L'alba dei Ribelli (Serie Alba dei Ribelli Volume 1) - Michelle Lynn

Traduzione di Elena Tonazzo

L'alba dei Ribelli (Serie Alba dei Ribelli Volume 1) - Michelle Lynn

Estratto del libro

L’ora di storia è pallosissima. Mi ciondola il mento, faccio un’immensa fatica a restare sveglia. Il professor Giles sta parlando da mezz’ora, ma non ricordo niente di cos’ha detto. Che palle! Sono stufa di quest’ora, stufa di questa scuola, stufa della mia vita. Sbuffo. Un ragazzo della fila accanto si volta, incuriosito. Scuoto la testa come a dirgli “non ci badare”.

«Le Colonie rappresentano il peggio che possa accadere a una società moderna», sta dicendo il professore.

Spalanco gli occhi, d’improvviso sveglia. Le mitiche Colonie: ascolto avidamente chiunque ne parli sin da bambina.

«Sono la prova che, in mezzo al disastro, i Paesi forti sopravvivono e i deboli muoiono: non dimentichiamoci mai gli errori che hanno portato alla loro rovina.»

Il suono della campanella di fine lezione mi fa sobbalzare sulla sedia.

«Il compito per lunedì è scegliere una delle ragioni per cui le Colonie sono state distrutte e scrivere le vostre riflessioni. Usate il libro di testo. Potete andare. Riprendiamo la settimana prossima.»
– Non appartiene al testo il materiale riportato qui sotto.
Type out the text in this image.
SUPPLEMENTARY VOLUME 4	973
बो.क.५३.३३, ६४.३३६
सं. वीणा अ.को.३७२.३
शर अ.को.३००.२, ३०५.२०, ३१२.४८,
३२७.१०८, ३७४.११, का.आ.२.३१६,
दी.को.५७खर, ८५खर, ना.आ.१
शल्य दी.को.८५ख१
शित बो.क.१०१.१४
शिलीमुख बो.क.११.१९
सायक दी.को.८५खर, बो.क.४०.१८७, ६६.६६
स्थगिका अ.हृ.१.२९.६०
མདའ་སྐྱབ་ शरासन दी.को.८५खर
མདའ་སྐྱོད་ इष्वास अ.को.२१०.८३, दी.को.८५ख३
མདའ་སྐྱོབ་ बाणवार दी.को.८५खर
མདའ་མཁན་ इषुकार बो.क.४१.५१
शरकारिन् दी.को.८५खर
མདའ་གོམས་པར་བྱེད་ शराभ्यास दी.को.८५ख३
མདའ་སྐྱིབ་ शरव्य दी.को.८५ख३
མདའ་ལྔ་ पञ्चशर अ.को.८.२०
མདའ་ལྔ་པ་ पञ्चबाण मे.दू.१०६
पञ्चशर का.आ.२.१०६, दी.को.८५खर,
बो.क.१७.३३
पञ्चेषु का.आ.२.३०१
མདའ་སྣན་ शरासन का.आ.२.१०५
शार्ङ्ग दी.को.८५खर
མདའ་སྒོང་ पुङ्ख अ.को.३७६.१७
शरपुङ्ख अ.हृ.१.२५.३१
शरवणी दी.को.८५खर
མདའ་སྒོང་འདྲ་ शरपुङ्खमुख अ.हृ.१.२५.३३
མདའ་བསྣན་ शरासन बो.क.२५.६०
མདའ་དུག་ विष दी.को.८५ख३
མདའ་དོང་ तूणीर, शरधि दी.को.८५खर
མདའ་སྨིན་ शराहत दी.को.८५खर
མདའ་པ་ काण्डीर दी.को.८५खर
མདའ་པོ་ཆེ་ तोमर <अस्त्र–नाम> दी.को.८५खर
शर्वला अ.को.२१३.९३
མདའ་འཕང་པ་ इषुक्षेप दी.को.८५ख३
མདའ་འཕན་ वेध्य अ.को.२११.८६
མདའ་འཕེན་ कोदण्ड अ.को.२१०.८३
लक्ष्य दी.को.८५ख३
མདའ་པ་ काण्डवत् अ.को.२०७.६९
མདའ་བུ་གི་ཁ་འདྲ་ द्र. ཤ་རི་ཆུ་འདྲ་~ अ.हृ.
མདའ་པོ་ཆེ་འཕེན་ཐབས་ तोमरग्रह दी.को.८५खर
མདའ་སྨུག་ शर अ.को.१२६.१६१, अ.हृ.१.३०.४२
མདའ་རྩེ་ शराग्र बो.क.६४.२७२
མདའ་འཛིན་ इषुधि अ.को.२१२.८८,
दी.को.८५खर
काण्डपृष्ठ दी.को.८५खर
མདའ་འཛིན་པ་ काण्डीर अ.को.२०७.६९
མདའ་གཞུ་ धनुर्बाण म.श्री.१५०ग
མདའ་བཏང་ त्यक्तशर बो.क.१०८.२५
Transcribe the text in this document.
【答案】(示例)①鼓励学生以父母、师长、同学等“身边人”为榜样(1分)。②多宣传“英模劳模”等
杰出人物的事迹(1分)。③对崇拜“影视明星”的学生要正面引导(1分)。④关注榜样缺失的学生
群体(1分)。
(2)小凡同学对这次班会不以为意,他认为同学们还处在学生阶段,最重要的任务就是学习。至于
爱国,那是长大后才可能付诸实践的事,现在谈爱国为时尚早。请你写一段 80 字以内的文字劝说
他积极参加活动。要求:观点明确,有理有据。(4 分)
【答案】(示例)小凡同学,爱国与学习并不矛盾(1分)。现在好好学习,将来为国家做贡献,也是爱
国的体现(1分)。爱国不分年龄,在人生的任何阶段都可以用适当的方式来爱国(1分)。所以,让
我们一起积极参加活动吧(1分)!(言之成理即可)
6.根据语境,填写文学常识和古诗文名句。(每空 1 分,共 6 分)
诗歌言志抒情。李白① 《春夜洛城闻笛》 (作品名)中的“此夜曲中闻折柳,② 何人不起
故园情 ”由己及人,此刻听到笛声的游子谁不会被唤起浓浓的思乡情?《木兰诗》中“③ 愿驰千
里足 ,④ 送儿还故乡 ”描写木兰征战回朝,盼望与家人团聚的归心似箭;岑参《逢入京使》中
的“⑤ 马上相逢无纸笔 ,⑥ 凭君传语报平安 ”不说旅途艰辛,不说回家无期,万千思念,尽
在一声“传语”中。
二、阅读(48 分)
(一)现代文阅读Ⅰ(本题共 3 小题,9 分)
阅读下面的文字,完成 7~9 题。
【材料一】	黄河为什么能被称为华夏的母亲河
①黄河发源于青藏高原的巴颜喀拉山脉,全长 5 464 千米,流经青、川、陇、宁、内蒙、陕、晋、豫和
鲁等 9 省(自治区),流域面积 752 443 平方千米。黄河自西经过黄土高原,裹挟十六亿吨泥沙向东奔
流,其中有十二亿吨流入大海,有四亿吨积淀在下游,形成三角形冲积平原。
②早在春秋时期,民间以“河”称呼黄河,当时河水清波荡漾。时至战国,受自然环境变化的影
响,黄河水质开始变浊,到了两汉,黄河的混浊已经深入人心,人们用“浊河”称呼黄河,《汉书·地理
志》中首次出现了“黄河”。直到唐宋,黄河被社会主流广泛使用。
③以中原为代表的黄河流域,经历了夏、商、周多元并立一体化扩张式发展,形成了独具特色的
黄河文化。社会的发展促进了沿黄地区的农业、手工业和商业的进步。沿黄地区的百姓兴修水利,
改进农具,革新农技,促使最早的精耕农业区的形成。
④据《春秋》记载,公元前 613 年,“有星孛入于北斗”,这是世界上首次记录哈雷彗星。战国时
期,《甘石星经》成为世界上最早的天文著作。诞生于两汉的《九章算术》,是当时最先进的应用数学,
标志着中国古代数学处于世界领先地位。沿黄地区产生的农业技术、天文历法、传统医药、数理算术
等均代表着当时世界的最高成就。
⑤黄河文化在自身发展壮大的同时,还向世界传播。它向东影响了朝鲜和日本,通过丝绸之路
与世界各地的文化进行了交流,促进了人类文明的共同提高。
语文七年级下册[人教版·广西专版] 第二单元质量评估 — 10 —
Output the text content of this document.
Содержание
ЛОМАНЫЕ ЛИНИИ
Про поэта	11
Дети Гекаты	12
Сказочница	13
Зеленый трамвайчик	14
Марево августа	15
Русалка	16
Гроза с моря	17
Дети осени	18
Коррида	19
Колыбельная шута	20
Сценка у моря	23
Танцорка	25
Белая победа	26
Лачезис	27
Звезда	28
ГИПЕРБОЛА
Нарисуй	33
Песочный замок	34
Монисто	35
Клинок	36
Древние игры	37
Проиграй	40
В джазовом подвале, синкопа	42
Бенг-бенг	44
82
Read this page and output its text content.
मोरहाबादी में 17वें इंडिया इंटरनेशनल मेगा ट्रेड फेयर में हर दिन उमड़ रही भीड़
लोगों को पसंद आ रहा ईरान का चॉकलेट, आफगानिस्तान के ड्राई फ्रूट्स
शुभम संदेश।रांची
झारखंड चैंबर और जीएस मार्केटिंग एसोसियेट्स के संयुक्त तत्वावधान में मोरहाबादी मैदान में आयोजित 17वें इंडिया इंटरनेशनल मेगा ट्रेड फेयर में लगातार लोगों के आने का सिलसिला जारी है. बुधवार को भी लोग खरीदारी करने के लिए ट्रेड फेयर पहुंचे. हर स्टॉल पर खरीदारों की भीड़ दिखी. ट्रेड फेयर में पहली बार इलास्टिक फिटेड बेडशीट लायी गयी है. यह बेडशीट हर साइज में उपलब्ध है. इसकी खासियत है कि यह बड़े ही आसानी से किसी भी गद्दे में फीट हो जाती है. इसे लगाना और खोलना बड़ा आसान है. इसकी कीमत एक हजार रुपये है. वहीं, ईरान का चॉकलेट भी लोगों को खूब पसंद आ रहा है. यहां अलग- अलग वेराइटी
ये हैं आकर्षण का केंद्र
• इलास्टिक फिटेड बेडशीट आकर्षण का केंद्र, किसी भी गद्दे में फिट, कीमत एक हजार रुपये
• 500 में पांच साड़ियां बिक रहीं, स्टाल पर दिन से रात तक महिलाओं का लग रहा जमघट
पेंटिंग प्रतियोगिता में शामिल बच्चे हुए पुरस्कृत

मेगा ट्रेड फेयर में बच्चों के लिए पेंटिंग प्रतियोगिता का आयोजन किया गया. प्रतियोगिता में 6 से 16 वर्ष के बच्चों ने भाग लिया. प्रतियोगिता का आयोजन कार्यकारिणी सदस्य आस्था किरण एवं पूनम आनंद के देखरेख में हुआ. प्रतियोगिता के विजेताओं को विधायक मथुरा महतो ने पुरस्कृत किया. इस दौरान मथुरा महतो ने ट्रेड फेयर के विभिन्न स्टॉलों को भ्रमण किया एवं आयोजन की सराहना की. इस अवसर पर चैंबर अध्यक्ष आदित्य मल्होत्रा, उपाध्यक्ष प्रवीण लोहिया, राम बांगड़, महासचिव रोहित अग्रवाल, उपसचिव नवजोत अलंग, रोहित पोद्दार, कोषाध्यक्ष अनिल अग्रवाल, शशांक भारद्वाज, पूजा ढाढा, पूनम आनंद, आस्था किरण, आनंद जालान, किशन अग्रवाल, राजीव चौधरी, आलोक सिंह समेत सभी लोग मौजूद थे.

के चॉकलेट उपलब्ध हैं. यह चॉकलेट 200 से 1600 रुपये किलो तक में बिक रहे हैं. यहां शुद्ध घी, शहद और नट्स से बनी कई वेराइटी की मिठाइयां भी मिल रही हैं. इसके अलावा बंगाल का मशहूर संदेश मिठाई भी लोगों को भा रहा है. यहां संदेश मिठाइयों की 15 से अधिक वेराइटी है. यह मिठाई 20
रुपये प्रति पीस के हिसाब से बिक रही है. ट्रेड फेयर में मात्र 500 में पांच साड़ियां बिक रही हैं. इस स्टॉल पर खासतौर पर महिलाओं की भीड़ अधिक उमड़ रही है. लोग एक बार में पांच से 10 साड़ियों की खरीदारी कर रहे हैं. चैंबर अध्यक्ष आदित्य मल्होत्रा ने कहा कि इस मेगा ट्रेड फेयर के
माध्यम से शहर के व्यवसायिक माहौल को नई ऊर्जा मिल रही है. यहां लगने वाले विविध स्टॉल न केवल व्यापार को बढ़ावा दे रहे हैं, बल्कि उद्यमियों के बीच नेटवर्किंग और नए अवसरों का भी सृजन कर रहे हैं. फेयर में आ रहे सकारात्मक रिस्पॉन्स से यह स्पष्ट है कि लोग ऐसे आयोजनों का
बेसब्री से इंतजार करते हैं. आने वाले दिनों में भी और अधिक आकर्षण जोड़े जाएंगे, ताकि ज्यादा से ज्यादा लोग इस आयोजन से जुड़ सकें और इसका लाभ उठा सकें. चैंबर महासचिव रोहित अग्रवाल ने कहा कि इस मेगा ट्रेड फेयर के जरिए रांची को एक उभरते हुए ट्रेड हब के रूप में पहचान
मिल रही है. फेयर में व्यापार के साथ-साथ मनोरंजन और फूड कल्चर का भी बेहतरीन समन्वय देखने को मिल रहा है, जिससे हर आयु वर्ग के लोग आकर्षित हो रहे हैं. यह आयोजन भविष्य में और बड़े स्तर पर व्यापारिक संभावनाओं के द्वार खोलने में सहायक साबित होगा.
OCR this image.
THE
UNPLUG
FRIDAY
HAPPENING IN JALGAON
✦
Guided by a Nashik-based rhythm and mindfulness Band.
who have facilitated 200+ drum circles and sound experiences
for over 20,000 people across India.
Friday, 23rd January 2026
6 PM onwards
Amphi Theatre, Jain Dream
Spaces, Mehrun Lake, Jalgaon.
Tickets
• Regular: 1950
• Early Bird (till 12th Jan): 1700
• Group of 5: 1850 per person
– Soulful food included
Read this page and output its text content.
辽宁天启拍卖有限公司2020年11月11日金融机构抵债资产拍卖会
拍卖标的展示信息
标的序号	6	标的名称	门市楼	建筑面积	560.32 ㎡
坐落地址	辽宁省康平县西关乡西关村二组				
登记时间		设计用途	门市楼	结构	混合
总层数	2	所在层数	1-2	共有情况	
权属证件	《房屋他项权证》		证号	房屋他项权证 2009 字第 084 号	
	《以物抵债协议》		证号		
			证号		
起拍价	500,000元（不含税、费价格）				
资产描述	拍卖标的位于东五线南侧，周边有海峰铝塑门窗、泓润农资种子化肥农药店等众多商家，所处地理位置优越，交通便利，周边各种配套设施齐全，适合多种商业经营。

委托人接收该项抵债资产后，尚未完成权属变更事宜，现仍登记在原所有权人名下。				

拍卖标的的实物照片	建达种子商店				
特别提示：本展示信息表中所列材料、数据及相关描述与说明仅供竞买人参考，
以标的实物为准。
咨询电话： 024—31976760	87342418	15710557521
Stordita, mi rendo conto che i miei compagni hanno già messo via i libri. Giro lenta intorno al banco, raccolgo lo zaino e mi dirigo alla porta per ultima. Tutto ciò che incontro, camminando verso l’uscita della scuola, sembra una massa sfocata. Solo il mio nome gridato più volte mi strappa al mio torpore, e per poco non inciampo nei miei passi, quando una mano mi afferra da dietro per una spalla.

«Alba.» È Gabby, mia sorella, indispettita come al solito. «Ti chiamo da quand’ero in fondo al corridoio.»

«Scusa, sono molto stanca.»

Chiunque ci guardasse non indovinerebbe mai che siamo sorelle. Gabby è la maggiore, alta e snella, coi capelli ondulati biondo ramato lunghi fino alle spalle, gli occhi verde brillante che risaltano sul viso abbronzato e il sorriso irresistibile di chi sa bene come usarlo. Io invece sono bassa, mingherlina, i miei capelli sono di un castano slavato e li tengo corti… perché mai dovrei sistemarli? Il mio aspetto mi si addice: mi fa passare inosservata, proprio come voglio io.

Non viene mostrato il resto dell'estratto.